All I can do is prepare for the worst; a method I used when I was pregnant with Lyla. I told myself she would never sleep (ever), would always cry, would have trouble eating - any negative thought about newborns I burned into my head as the only way it was going to go. This may sound horrible, but I think it made my entrance to parenthood a bit easier. When Lyla did have especially rough nights, or experienced a bit of colic, I was prepared for it. And when she was a sweet little baby, sleeping, cooing, smiling...I appreciated it even more. I turned out pretty lucky with Lyla because she was a fairly easy baby. But, knowing that every child is different, I've decided to stick to my "newborns are the worst" mind set this time, too. All the same thoughts I had with Lyla, with the added "Lyla will start to wake more often during the night" and "Eric will get put on the night shift the day after I have the baby". At least I'll be prepared.

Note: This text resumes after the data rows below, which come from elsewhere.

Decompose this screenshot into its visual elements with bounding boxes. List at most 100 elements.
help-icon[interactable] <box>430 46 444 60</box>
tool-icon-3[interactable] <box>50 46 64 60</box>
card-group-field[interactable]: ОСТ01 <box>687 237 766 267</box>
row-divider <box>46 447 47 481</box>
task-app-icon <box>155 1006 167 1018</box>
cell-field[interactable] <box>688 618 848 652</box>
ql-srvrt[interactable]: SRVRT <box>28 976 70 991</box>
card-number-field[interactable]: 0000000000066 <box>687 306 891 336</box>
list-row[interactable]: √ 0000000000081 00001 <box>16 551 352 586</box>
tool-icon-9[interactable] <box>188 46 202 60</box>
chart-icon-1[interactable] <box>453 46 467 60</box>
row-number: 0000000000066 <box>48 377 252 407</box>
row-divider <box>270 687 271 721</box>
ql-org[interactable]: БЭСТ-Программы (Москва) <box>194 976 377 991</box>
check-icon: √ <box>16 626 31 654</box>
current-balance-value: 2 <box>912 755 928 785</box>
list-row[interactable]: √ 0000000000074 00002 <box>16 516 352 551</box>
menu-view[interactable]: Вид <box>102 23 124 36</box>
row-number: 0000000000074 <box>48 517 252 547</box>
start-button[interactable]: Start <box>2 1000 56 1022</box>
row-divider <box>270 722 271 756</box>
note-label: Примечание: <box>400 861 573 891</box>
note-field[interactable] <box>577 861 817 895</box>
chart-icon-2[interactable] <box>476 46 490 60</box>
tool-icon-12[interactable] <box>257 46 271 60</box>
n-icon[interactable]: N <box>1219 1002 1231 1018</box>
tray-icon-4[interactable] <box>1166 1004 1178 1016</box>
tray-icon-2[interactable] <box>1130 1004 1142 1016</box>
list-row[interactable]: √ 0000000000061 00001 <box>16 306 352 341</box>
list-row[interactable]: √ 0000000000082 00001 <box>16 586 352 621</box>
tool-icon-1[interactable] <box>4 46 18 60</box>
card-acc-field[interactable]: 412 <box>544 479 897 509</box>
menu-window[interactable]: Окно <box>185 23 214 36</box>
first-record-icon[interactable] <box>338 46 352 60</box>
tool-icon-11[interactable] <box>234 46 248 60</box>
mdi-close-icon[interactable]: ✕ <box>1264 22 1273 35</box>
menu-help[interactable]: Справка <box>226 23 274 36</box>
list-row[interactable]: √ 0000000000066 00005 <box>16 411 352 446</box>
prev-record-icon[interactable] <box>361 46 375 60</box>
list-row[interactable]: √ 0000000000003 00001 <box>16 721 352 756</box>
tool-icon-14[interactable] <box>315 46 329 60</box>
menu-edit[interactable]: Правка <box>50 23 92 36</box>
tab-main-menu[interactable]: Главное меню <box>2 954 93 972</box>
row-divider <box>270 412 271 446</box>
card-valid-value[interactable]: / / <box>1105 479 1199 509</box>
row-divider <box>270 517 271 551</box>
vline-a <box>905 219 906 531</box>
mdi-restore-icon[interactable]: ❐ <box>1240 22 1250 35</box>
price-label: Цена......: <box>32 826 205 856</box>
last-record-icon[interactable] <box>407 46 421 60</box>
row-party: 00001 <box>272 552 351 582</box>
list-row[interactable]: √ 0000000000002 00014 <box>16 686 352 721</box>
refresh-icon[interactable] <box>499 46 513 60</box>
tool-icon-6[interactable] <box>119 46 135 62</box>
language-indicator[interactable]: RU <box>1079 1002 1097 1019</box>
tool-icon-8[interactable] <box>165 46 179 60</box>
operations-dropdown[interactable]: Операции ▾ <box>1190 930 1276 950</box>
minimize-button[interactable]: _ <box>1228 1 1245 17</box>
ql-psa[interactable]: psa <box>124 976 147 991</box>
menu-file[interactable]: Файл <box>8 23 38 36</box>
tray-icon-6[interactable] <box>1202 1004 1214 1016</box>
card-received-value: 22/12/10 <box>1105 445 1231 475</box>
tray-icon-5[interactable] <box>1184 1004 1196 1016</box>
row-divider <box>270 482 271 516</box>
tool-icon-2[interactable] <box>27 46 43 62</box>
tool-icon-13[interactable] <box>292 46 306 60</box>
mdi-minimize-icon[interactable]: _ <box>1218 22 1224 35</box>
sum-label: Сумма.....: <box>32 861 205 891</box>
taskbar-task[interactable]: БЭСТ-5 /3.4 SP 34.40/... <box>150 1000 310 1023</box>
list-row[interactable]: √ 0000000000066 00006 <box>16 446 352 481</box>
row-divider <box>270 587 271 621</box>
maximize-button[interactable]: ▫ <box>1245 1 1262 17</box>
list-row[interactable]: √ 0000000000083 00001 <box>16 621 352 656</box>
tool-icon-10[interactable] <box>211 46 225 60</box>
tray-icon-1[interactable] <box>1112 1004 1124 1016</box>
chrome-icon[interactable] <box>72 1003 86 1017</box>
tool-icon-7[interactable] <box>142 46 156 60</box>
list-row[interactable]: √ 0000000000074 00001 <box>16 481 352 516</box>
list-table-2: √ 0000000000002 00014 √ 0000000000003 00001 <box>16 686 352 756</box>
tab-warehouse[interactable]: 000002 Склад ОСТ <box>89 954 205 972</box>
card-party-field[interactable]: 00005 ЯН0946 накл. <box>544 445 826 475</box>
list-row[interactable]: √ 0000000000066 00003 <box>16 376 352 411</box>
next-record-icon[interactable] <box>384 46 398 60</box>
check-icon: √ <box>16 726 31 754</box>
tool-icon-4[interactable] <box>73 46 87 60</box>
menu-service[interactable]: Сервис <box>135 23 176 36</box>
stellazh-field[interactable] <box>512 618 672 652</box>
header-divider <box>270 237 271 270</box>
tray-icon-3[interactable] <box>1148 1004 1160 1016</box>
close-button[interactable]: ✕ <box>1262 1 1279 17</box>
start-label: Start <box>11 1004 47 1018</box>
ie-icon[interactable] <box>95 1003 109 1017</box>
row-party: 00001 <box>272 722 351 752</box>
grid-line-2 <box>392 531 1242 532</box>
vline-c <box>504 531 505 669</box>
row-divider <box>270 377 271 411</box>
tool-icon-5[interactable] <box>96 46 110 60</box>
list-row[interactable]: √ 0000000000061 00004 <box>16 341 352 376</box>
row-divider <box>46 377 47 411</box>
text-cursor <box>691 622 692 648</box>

Realistically, I know we'll be okay. It won't be easy and it will be a huge adjustment going from one to two. I also know that no matter how many parents I talk to or how many books I read, nothing can prepare me for the arrival of this baby until she's actually here. So, I'm walking into having two children blind, but with a plan: I plan to keep Lyla's schedule as normal as possible, and make Hannah's adjustments accordingly. After all, Lyla IS the one with the schedule, and Hannah is not. I plan to do all the same things with Lyla that I do now, like trips to the library, cooking dinner, reading books and tubby-time. And when she starts school in the fall, I will have my one-on-one time with little-miss. Hopefully Eric and I will learn to manage 2 children, and each other, on little sleep, and remain strong by talking through everything. We really do have a great marriage and I am lucky for that. Despite these nerves and fears, I look forward to watching our family grow.

Tuesday, March 13, 2012

Happiness

In the Sex & The City movie, there was always one line that has stuck out to me: the girls are discussing their love lives and how often they feel happy, and one shares that she feels happy everyday; maybe not ALL day everyday, but, everyday. Previously, this stuck out to me because I was envious. I had never been in a relationship where at some point each and everyday, I felt happy. But now, it sticks out to me because I HAVE found this. 
Even on days where we argue, Eric and I are quick to talk things over and work through them. Our ability to do this makes me appreciate him more than ever, and reflect on just how thankful I am to have him as a husband. Before we got married, we made a pact to never go go bed angry; my feeling is that if you go to bed upset, you wake up even more angry that you slept with your backs to each other all night, and the argument continues longer than it needs to. Instead, we problem solve. You have to in a marriage. You have to express your hurt or concern, but also let your guard down and put yourself in the others shoes. You need to come up with a solution and be willing to sacrifice. It's only been just over 6 months for us, and we have managed to do this well so far. I can only hope that this will become a form of habit and that we will be able to make it through whatever life throws our way. It'll sure come in handy in the next several months when sleep deprivation gets in the way of our daily lives. 
It really is nice to feel happy everyday - even if its not ALL day everyday.